Fabienne Larouche, qui a claqué la porte des Gémeaux pour la deuxième fois, l'an dernier, reconnaît être «exigeante». Avec elle comme avec les autres.
«Il faut que tu sois capable de prendre ce que je suis. Je suis exigeante quand je suis certaine de quelque chose!»

Cela prenait certainement du caractère et de la persévérance pour livrer tous les épisodes de ses différentes quotidiennes pendant 20 saisons consécutives, à raison de 120 demi-heures par année, mais aussi pour fonder sa propre boîte de production, Aetios, en 1999. Le tout en faisant sa place.
«En 35 ans, je ne l’ai pas toujours eu facile, puis j’arrivais du champ gauche et, souvent, j’ai ouvert des portes – au lieu de passer la main et d’ouvrir le loquet – je donnais un coup de pied dans la porte», a-t-elle reconnu.

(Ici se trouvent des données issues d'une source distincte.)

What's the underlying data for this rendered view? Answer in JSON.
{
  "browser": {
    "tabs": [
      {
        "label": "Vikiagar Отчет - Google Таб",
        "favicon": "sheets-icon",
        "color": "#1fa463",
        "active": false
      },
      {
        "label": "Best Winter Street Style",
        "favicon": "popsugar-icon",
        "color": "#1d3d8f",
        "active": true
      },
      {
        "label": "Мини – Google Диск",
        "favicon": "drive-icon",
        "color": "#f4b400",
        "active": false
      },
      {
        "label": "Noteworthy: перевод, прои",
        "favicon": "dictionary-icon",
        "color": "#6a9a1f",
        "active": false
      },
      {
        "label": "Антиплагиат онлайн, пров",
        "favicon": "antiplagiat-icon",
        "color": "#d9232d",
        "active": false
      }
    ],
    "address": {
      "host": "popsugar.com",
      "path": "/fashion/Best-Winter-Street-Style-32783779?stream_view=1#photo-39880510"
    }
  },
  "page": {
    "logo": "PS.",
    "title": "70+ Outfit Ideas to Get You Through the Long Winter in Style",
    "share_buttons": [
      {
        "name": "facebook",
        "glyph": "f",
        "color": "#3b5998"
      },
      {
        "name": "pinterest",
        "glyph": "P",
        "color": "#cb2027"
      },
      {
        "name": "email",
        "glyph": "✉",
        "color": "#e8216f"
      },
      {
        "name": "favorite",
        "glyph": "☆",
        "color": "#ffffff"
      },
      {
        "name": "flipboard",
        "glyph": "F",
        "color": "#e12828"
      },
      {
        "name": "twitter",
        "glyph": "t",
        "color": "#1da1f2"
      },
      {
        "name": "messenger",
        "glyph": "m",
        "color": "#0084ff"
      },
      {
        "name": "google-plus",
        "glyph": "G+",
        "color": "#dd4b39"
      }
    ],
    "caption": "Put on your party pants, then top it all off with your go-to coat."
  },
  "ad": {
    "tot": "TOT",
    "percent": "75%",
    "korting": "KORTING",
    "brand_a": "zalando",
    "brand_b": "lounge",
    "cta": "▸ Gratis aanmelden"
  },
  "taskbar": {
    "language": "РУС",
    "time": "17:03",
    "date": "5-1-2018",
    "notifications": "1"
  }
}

Terre de sang, la dernière œuvre signée Fabienne Larouche?
Fabienne Larouche a délaissé l’écriture ces dernières années, mais elle prépare son grand retour comme autrice avec la série Terre de sang, une fresque historique en 10 épisodes dont héritera Radio-Canada. C'est un projet de longue haleine qui est déjà écrit. Le montage financier n'est pas cependant pas encore bouclé.
«C’est peut-être mon dernier projet d’écriture et je veux avoir les moyens pour le faire. C’est une histoire d’immigration, un hommage à nos arrière-arrière-arrière-arrière-grands-mères qui sont arrivées de France, juste avant les Filles du Roy. Si nous existons encore, c’est parce que ces jeunes filles, souvent orphelines, sont venues ici. Elles ont été courageuses.»
Les séries d’époque se font rares au petit écran québécois, les coûts de production étant exorbitants. Dans ce cas-ci, Terre de sang couvre la période s'étirant de 1659 à 1663, en pleine Nouvelle-France.
Hommage à Janette Bertrand et à Lise Payette
Si Fabienne Larouche est un modèle pour les auteurs de STAT et des Armes, respectivement Marie-Andrée Labbé et Pierre-Marc Drouin, qui l’a inspirée, elle?
La réponse est servie du tac au tac: la grande Janette Bertrand, qui célébrera son 100e anniversaire en mars prochain et qu’on a longuement ovationnée dimanche dernier au Gala des 39es prix Gémeaux.

«C’est un être humain à part, elle a été douée dans tout. Janette a déjà dit: “Écrire, c’est réécrire”, et ça, c’est resté avec moi tout le temps.»
Lise Payette l’a également touchée, notamment pour son cycle entamé avec La bonne aventure, en 1982.